Drehfunkfeuer zählen zu den ältesten technischen Navigationssystemen in der Luftfahrt. Von der Erde senden sie Funksignale aus, die in Flugzeugen als elektronischer Kompass verwendet werden. Obwohl ihre Aufgabe zunehmend von anderen Einrichtungen, wie beispielsweise der Satellitennavigation, übernommen wird, sind sie als redundantes System nach wie vor wichtig. Deshalb gibt es strenge internationale Empfehlungen und sich darauf gründende Verfahren, die für einen sicheren Betrieb sorgen sollen. Unter anderem führen diese in der Regel dazu, dass Windenergieanlagen in einem Umkreis von rund 15 Kilometern um die Sendeanlagen keine Baugenehmigung erhalten. „Verlässliche Aussagen über das tatsächliche Störpotenzial von Windenergieanlagen gibt es bis heute nicht. Aufgrund der Komplexität des Problems kann man allenfalls grobe Simulationsrechnungen anstellen und die Alternative mittels klassischer Flugvermessung ist schon zeitlich und kostenmäßig in der Praxis kaum durchführbar“, erklärt Projektleiter Robert Geise vom Institut für Elektromagnetische Verträglichkeit der Technischen Universität Braunschweig. Geise und seine Kollegen sehen die Lösung in der Verkleinerung der Messumgebung. Im Maßstab 1:144 erweitern die Braunschweiger Wissenschaftler ihren Miniaturflughafen um Drehfunkfeuer und Windparks.

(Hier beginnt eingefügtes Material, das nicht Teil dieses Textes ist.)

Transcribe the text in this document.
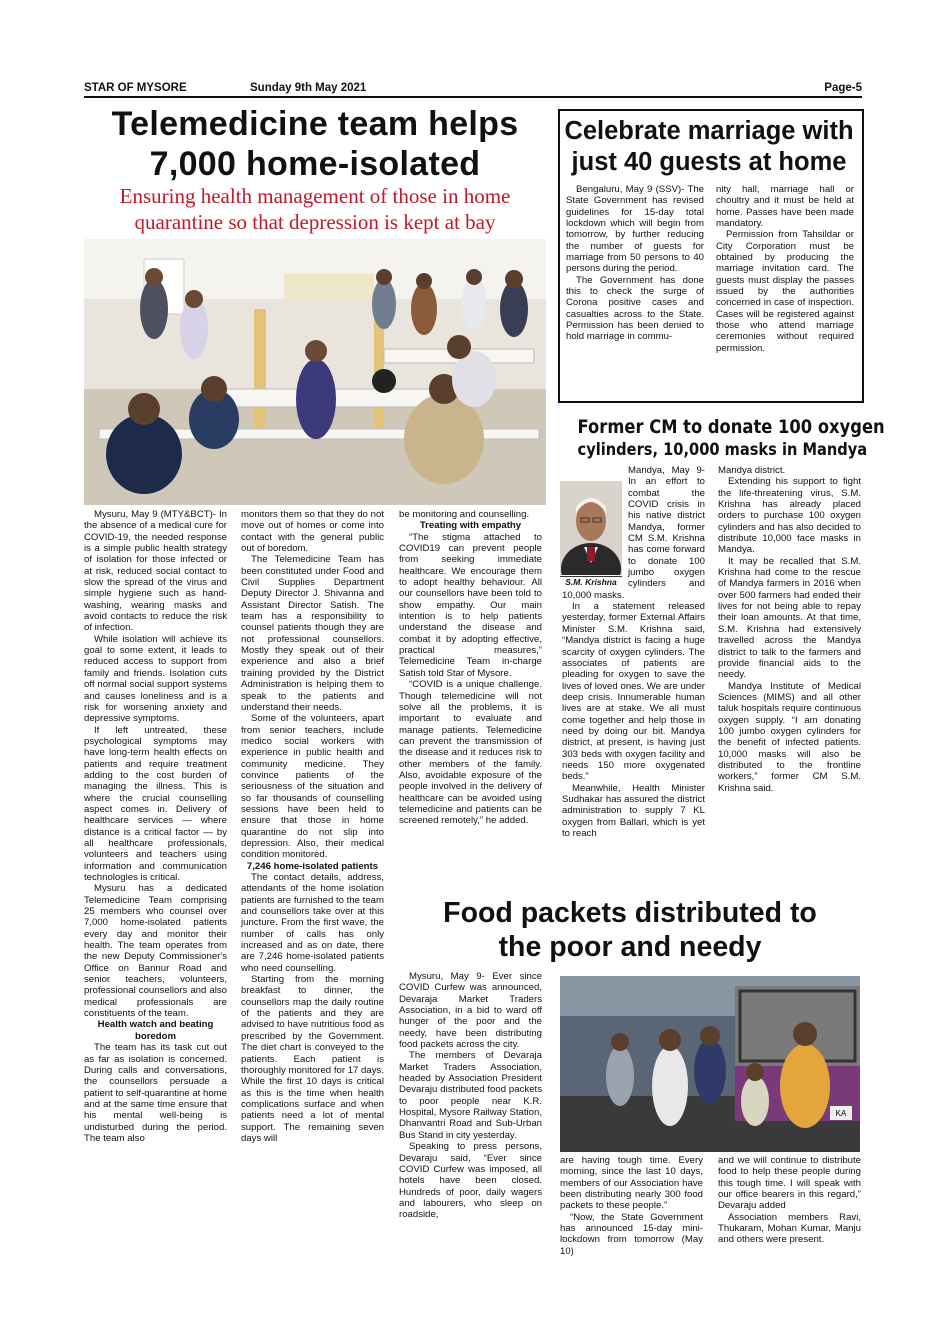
STAR OF MYSORE	Sunday 9th May 2021	Page-5
Telemedicine team helps
7,000 home-isolated
Ensuring health management of those in home
quarantine so that depression is kept at bay

Mysuru, May 9 (MTY&BCT)- In the absence of a medical cure for COVID-19, the needed response is a simple public health strategy of isolation for those infected or at risk, reduced social contact to slow the spread of the virus and simple hygiene such as hand-washing, wearing masks and avoid contacts to reduce the risk of infection.

While isolation will achieve its goal to some extent, it leads to reduced access to support from family and friends. Isolation cuts off normal social support systems and causes loneliness and is a risk for worsening anxiety and depressive symptoms.

If left untreated, these psychological symptoms may have long-term health effects on patients and require treatment adding to the cost burden of managing the illness. This is where the crucial counselling aspect comes in. Delivery of healthcare services — where distance is a critical factor — by all healthcare professionals, volunteers and teachers using information and communication technologies is critical.

Mysuru has a dedicated Telemedicine Team comprising 25 members who counsel over 7,000 home-isolated patients every day and monitor their health. The team operates from the new Deputy Commissioner's Office on Bannur Road and senior teachers, volunteers, professional counsellors and also medical professionals are constituents of the team.

Health watch and beating boredom

The team has its task cut out as far as isolation is concerned. During calls and conversations, the counsellors persuade a patient to self-quarantine at home and at the same time ensure that his mental well-being is undisturbed during the period. The team also

monitors them so that they do not move out of homes or come into contact with the general public out of boredom.

The Telemedicine Team has been constituted under Food and Civil Supplies Department Deputy Director J. Shivanna and Assistant Director Satish. The team has a responsibility to counsel patients though they are not professional counsellors. Mostly they speak out of their experience and also a brief training provided by the District Administration is helping them to speak to the patients and understand their needs.

Some of the volunteers, apart from senior teachers, include medico social workers with experience in public health and community medicine. They convince patients of the seriousness of the situation and so far thousands of counselling sessions have been held to ensure that those in home quarantine do not slip into depression. Also, their medical condition monitored.

7,246 home-isolated patients

The contact details, address, attendants of the home isolation patients are furnished to the team and counsellors take over at this juncture. From the first wave, the number of calls has only increased and as on date, there are 7,246 home-isolated patients who need counselling.

Starting from the morning breakfast to dinner, the counsellors map the daily routine of the patients and they are advised to have nutritious food as prescribed by the Government. The diet chart is conveyed to the patients. Each patient is thoroughly monitored for 17 days. While the first 10 days is critical as this is the time when health complications surface and when patients need a lot of mental support. The remaining seven days will

be monitoring and counselling.

Treating with empathy

“The stigma attached to COVID19 can prevent people from seeking immediate healthcare. We encourage them to adopt healthy behaviour. All our counsellors have been told to show empathy. Our main intention is to help patients understand the disease and combat it by adopting effective, practical measures,” Telemedicine Team in-charge Satish told Star of Mysore.

“COVID is a unique challenge. Though telemedicine will not solve all the problems, it is important to evaluate and manage patients. Telemedicine can prevent the transmission of the disease and it reduces risk to other members of the family. Also, avoidable exposure of the people involved in the delivery of healthcare can be avoided using telemedicine and patients can be screened remotely,” he added.

Celebrate marriage with
just 40 guests at home

Bengaluru, May 9 (SSV)- The State Government has revised guidelines for 15-day total lockdown which will begin from tomorrow, by further reducing the number of guests for marriage from 50 persons to 40 persons during the period.

The Government has done this to check the surge of Corona positive cases and casualties across to the State. Permission has been denied to hold marriage in commu-

nity hall, marriage hall or choultry and it must be held at home. Passes have been made mandatory.

Permission from Tahsildar or City Corporation must be obtained by producing the marriage invitation card. The guests must display the passes issued by the authorities concerned in case of inspection. Cases will be registered against those who attend marriage ceremonies without required permission.

Former CM to donate 100 oxygen
cylinders, 10,000 masks in Mandya
S.M. Krishna

Mandya, May 9- In an effort to combat the COVID crisis in his native district Mandya, former CM S.M. Krishna has come forward to donate 100 jumbo oxygen cylinders and 10,000 masks.

In a statement released yesterday, former External Affairs Minister S.M. Krishna said, “Mandya district is facing a huge scarcity of oxygen cylinders. The associates of patients are pleading for oxygen to save the lives of loved ones. We are under deep crisis. Innumerable human lives are at stake. We all must come together and help those in need by doing our bit. Mandya district, at present, is having just 303 beds with oxygen facility and needs 150 more oxygenated beds.”

Meanwhile, Health Minister Sudhakar has assured the district administration to supply 7 KL oxygen from Ballari, which is yet to reach

Mandya district.

Extending his support to fight the life-threatening virus, S.M. Krishna has already placed orders to purchase 100 oxygen cylinders and has also decided to distribute 10,000 face masks in Mandya.

It may be recalled that S.M. Krishna had come to the rescue of Mandya farmers in 2016 when over 500 farmers had ended their lives for not being able to repay their loan amounts. At that time, S.M. Krishna had extensively travelled across the Mandya district to talk to the farmers and provide financial aids to the needy.

Mandya Institute of Medical Sciences (MIMS) and all other taluk hospitals require continuous oxygen supply. “I am donating 100 jumbo oxygen cylinders for the benefit of infected patients. 10,000 masks will also be distributed to the frontline workers,” former CM S.M. Krishna said.

Food packets distributed to
the poor and needy

Mysuru, May 9- Ever since COVID Curfew was announced, Devaraja Market Traders Association, in a bid to ward off hunger of the poor and the needy, have been distributing food packets across the city.

The members of Devaraja Market Traders Association, headed by Association President Devaraju distributed food packets to poor people near K.R. Hospital, Mysore Railway Station, Dhanvantri Road and Sub-Urban Bus Stand in city yesterday.

Speaking to press persons, Devaraju said, “Ever since COVID Curfew was imposed, all hotels have been closed. Hundreds of poor, daily wagers and labourers, who sleep on roadside,

KA

are having tough time. Every morning, since the last 10 days, members of our Association have been distributing nearly 300 food packets to these people.”

“Now, the State Government has announced 15-day mini-lockdown from tomorrow (May 10)

and we will continue to distribute food to help these people during this tough time. I will speak with our office bearers in this regard,” Devaraju added

Association members Ravi, Thukaram, Mohan Kumar, Manju and others were present.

Robert Geise erläutert: „In dieser flexiblen Umgebung können Messungen mit geringem Aufwand für die benötige Vielzahl von Windparkzuständen mit den wichtigen Faktoren wie etwa der Windradgeometrie, der Drehzahl und der Geländetopologie durchgeführt werden.“ Anschließend führen die Expertinnen und Experten des Instituts für Flugführung der TU Braunschweig eine finale Verifikation mit ihrem Forschungsflugzeug an realen Windparks durch. Dabei, so der Projektleiter, sollen vor allem unterschiedliche, als kritisch identifizierte Windparkzustände überprüft werden. Ist das Forschungsteam aus Expertinnen und Experten der Elektrotechnik und der Flugführung erfolgreich, legen sie erstmals gültige, zuverlässige und damit auch juristisch hilfreiche Ergebnisse für das Störpotenzial der Windräder vor. Mit dem Forschungsvorhaben könnten die Grundlagen für ein besseres Bewertungsverfahren geschaffen werden, das beim Ausbau erneuerbarer Energien im Bereich der Windkraft zu mehr Planungssicherheit führte, erläutert Sebastian Willmann. Er ist Geschäftsführer der Koordinierungsstelle Windenergierecht (k:wer) an der TU Braunschweig. „Je nach Bemessungsgrundlage geht man von mehreren hundert Megawatt Ausbauleistung aus, die aufgrund des gegenwärtig praktizierten Vorgehens nicht umgesetzt werden können. Das Forschungsprojekt könnte nun methodisch einwandfreie und wissenschaftlich belastbare Ergebnisse liefern“, erklärt Willmann und fügt an: „Ein neues Bewertungsverfahren könnte auf Seiten aller Beteiligten zu mehr Handlungs- und damit Rechtssicherheit führen, ein Kernanliegen unserer Koordinierungsstelle.“
Zum Forschungsprojekt und zum Miniatur-Flughafen
Das Forschungsprojekt „Miniaturisiertes VHF Omnidirectional Radiorange und Windräder“ (min-VOR-Win) wird unter der Leitung des Instituts für Elektromagnetische Verträglichkeit zusammen mit dem Institut für Flugführung der Technischen Universität Braunschweig bis zum Ende des Jahres 2017 durchgeführt und mit einer Summe von rund 700.000 Euro durch das Bundesministerium für Wirtschaft und Energie (BMWi) gefördert. In dem vorangegangen Forschungsprojekt „Skaliertes Instrumenten-Lande-System“ entwickelte und validierte die Arbeitsgruppe des IEMV einen Miniaturflughafen im Maßstab 1:144, um skalierte Landeanflüge in einem Zeitraum von nur 90 Sekunden über die gesamte Anflugdistanz (70 m beziehungsweise 10 km in der Realität) nachstellen zu können. Damit untersuchten sie, wie Signale des ILS von Gebäuden an Flughäfen oder Flugzeugen nahe der Landebahn abgelenkt und dadurch verfälscht werden. Das Projekt wurde durch das BMBF gefördert.